De forma muito modesta (2), pude recentemente retribuir ao arquiteto o prazer que suas obras sempre me deram. Na exposição "Viver na floresta" (3) inclui os projetos do Balneário de Águas da Prata, o Campus da Unesp em Araraquara, e os terminais Largo 13 e Princesa Isabel (este último de forma mais completa, com desenhos e fotos de Cristiano Mascaro). E pude também apresentar o livro organizado pela Rosa Artigas para minha grande amiga Valentina Moimas, arquiteta do Beaubourg de Paris e responsável pelo acervo de arquitetura latino-americana da instituição. Moimas se encantou com a obra do arquiteto e, logo depois, com o próprio arquiteto. Convenceu-o a doar originais para o Centre Pompidou e agora sua obra está imortalizada no acervo parisiense (4).
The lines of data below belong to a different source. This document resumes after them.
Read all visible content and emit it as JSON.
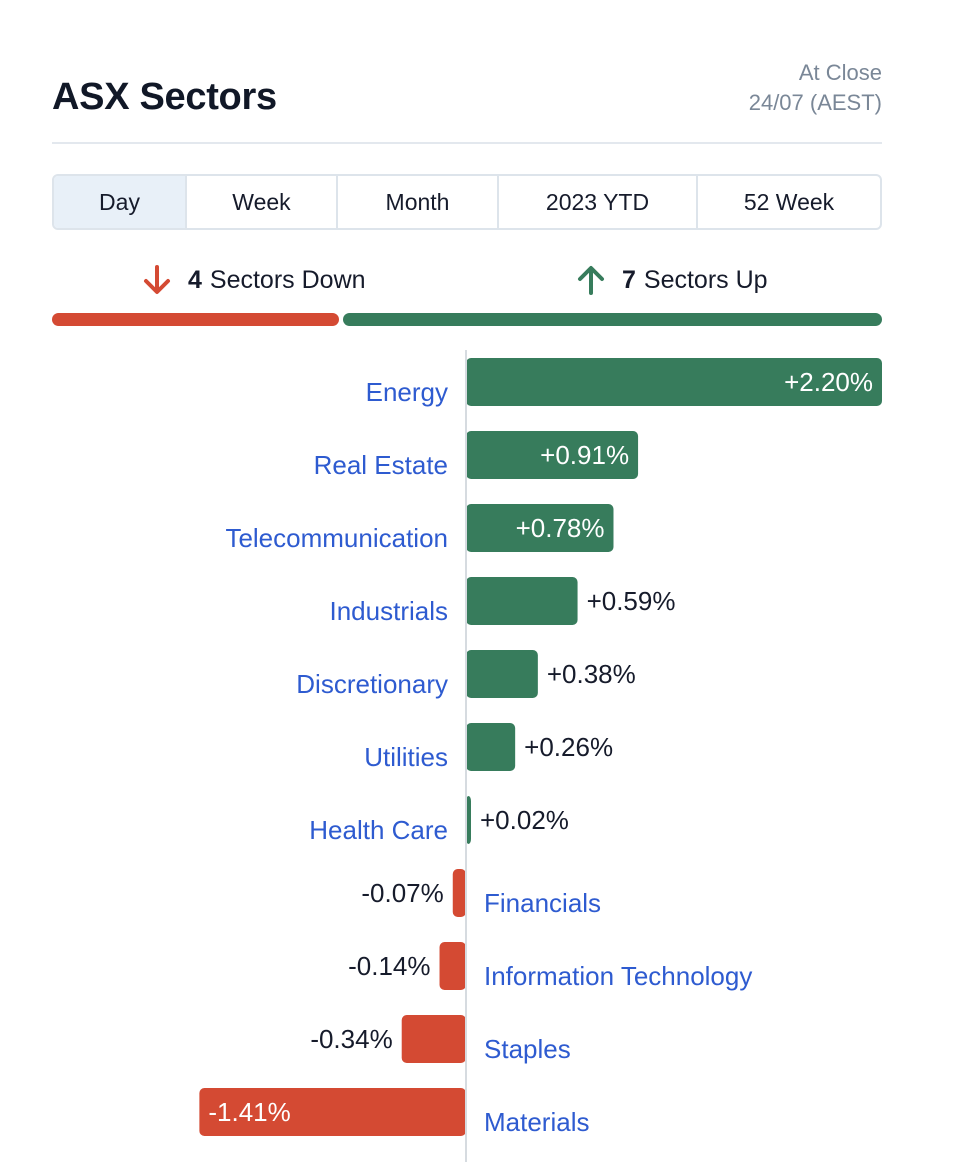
{
  "header": {
    "title": "ASX Sectors",
    "status_line1": "At Close",
    "status_line2": "24/07 (AEST)"
  },
  "tabs": [
    {
      "label": "Day",
      "active": true
    },
    {
      "label": "Week",
      "active": false
    },
    {
      "label": "Month",
      "active": false
    },
    {
      "label": "2023 YTD",
      "active": false
    },
    {
      "label": "52 Week",
      "active": false
    }
  ],
  "summary": {
    "down_count": "4",
    "down_label": "Sectors Down",
    "down_icon": "arrow-down-icon",
    "up_count": "7",
    "up_label": "Sectors Up",
    "up_icon": "arrow-up-icon"
  },
  "colors": {
    "up": "#377c5c",
    "down": "#d44a33",
    "label": "#2e5bd0",
    "value": "#161b2b",
    "axis": "#d6dbe0"
  },
  "chart_data": {
    "type": "bar",
    "orientation": "horizontal",
    "categories": [
      "Energy",
      "Real Estate",
      "Telecommunication",
      "Industrials",
      "Discretionary",
      "Utilities",
      "Health Care",
      "Financials",
      "Information Technology",
      "Staples",
      "Materials"
    ],
    "values": [
      2.2,
      0.91,
      0.78,
      0.59,
      0.38,
      0.26,
      0.02,
      -0.07,
      -0.14,
      -0.34,
      -1.41
    ],
    "value_labels": [
      "+2.20%",
      "+0.91%",
      "+0.78%",
      "+0.59%",
      "+0.38%",
      "+0.26%",
      "+0.02%",
      "-0.07%",
      "-0.14%",
      "-0.34%",
      "-1.41%"
    ],
    "unit": "%"
  }
}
Mas, muito mais importante do que a celebração intelectual é a celebração da própria vida cotidiana, que sua obra construída eleva por sua generosidade espacial-ambiental e por sua qualidade estético-construtiva. Adaptando a frase francesa do período glorioso dos reis à realidade prosaica e republicana de nossa própria condição, podemos afirmar:
— Toscano morreu. Viva o Toscano!
notas
NE
As fotos que ilustram o artigo tiveram a autorização de publiação dada por seus autores, o arquiteto Victor Hugo Mori e o fotógrafo Cristiano Mascaro, amigos do arquiteto João Walter Toscano.
1
ARTIGAS, Rosa (org.). João Walter Toscano. São Paulo, Editora Unesp, 2002.
2
A pequenez da minha atenção por sua obra fica ainda mais evidente quando consideramos que, além do livro monográfico que mereceu, Toscano foi premiado pela Bienal de Sofia (Bulgária, 1987), representou o Brasil na 8ª Bienal de Veneza (Itália, 2002) e foi tema da exposição individual João Walter Toscano, promovida pelo Instituto de Arquitetos do Brasil, Departamento do Rio de Janeiro, de 6 de outubro a 10 de novembro de 2004. Ver: PEREIRA, Margareth da Silva. João Walter Toscano e a arquitetura da cidade. Arquitextos, São Paulo, n. 05.053, Vitruvius, out. 2004 <www.vitruvius.com.br/revistas/read/arquitextos/05.053/539>.
3
Arquitetura brasileira - Viver na floresta. Curadoria de Abilio Guerra. Instituto Tomie Ohtake, São Paulo, 15 de junho a 01 de agosto de 2010. Itinerância: Palácio das Artes, Belo Horizonte, 08 de abril a 08 de maio de 2011.
4
MOIMAS, Valentina. João Walter Toscano (1933–2011). Arquiteto e urbanista. Drops, São Paulo, 12.045, Vitruvius, jun. 2011 <www.vitruvius.com.br/revistas/read/drops/12.045/3926>.
sobre o autor
Abilio Guerra é arquiteto, professor da FAU Mackenzie, editor do Portal Vitruvius e da Romano Guerra Editora.